Может, мне вовсе не стоит наступать в открытую, решаю я. Может, стоит действовать тайком? Построить стены доверия и привязанности между моей матерью и Дэном каким-нибудь ненавязчивым способом, чтобы никто из них и не заметил. Да. Отличный план.
– Нам уже пора, – бросаю я и покидаю кухню, умудряясь-таки не взглянуть на чертову змею.
Когда Дэн везет нас в Челси, я смотрю на дорогу, размышляя о браке и жизни, о том, насколько все несправедливо. Если кому-то и суждено было иметь долгий и счастливый (читай – идеальный) брак, то это были мои родители. Ведь они и вправду были совершенны во всем. Папа души не чаял в маме, мама души не чаяла в нем; на танцполе они всегда были самой красивой парой, на яхте – одной командой в одинаковых рубашках-поло, на родительских собраниях в школе они тоже появлялись вместе, излучая свет и радость, очаровывая всех своим обаянием.
Ну, мама по-прежнему всех очаровывает (почти всех). Но это иное очарование, нервное, непостоянное, готовое поблекнуть в любую секунду. Все говорили, она «успешно» справлялась со скорбью по папе, в отличие от Сильви, которая «до сих пор не может отойти». (Иногда люди совсем не думают о том, что говорят, правда? Переживать утрату – это не соревнование. Мама просто не выказывала своих чувств на людях, вот и все.)
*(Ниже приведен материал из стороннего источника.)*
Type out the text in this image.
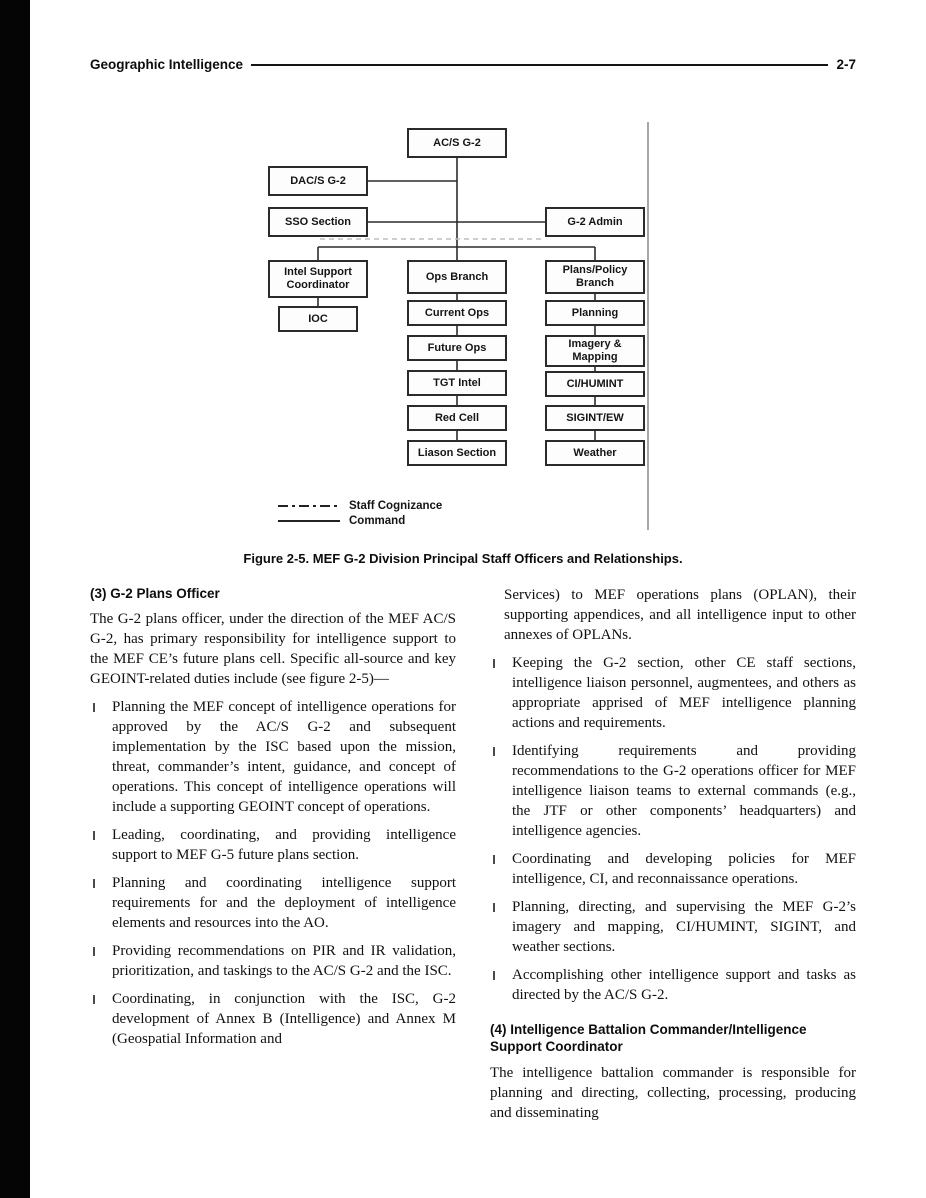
Geographic Intelligence	2-7
AC/S G-2
DAC/S G-2
SSO Section	G-2 Admin
Intel Support Coordinator
Ops Branch
Plans/Policy Branch
IOC	Current Ops	Planning
Future Ops	Imagery & Mapping
TGT Intel	CI/HUMINT
Red Cell	SIGINT/EW
Liason Section	Weather
Staff Cognizance
Command
Figure 2-5. MEF G-2 Division Principal Staff Officers and Relationships.
(3) G-2 Plans Officer

The G-2 plans officer, under the direction of the MEF AC/S G-2, has primary responsibility for intelligence support to the MEF CE’s future plans cell. Specific all-source and key GEOINT-related duties include (see figure 2-5)—

Planning the MEF concept of intelligence operations for approved by the AC/S G-2 and subsequent implementation by the ISC based upon the mission, threat, commander’s intent, guidance, and concept of operations. This concept of intelligence operations will include a supporting GEOINT concept of operations.
Leading, coordinating, and providing intelligence support to MEF G-5 future plans section.
Planning and coordinating intelligence support requirements for and the deployment of intelligence elements and resources into the AO.
Providing recommendations on PIR and IR validation, prioritization, and taskings to the AC/S G-2 and the ISC.
Coordinating, in conjunction with the ISC, G-2 development of Annex B (Intelligence) and Annex M (Geospatial Information and

Services) to MEF operations plans (OPLAN), their supporting appendices, and all intelligence input to other annexes of OPLANs.

Keeping the G-2 section, other CE staff sections, intelligence liaison personnel, augmentees, and others as appropriate apprised of MEF intelligence planning actions and requirements.
Identifying requirements and providing recommendations to the G-2 operations officer for MEF intelligence liaison teams to external commands (e.g., the JTF or other components’ headquarters) and intelligence agencies.
Coordinating and developing policies for MEF intelligence, CI, and reconnaissance operations.
Planning, directing, and supervising the MEF G-2’s imagery and mapping, CI/HUMINT, SIGINT, and weather sections.
Accomplishing other intelligence support and tasks as directed by the AC/S G-2.
(4) Intelligence Battalion Commander/Intelligence Support Coordinator

The intelligence battalion commander is responsible for planning and directing, collecting, processing, producing and disseminating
Она часто говорит о папе, на самом деле она очень любит говорить о папе. Мы обе любим. Но разговор должен строиться строго по ее плану. Если вдруг заведешь «запретную» тему, она тут же начинает раздувать ноздри и сверкать глазами, потом она просто отворачивается к окну и начинает часто моргать. Ты чувствуешь себя отвратительно. Беда в том, что «запретных» тем много, они случайные и совершенно непредсказуемые. Папины разноцветные носовые платки, его забавные суеверия, связанные с игрой в гольф, каникулы, которые мы проводили в Испании. Темы кажутся вроде безопасными и безобидными, но не тут-то было. Каждая из них неизменно приносит с собой волну ярости, гляделки в окно и отчаянные попытки эту тему сменить.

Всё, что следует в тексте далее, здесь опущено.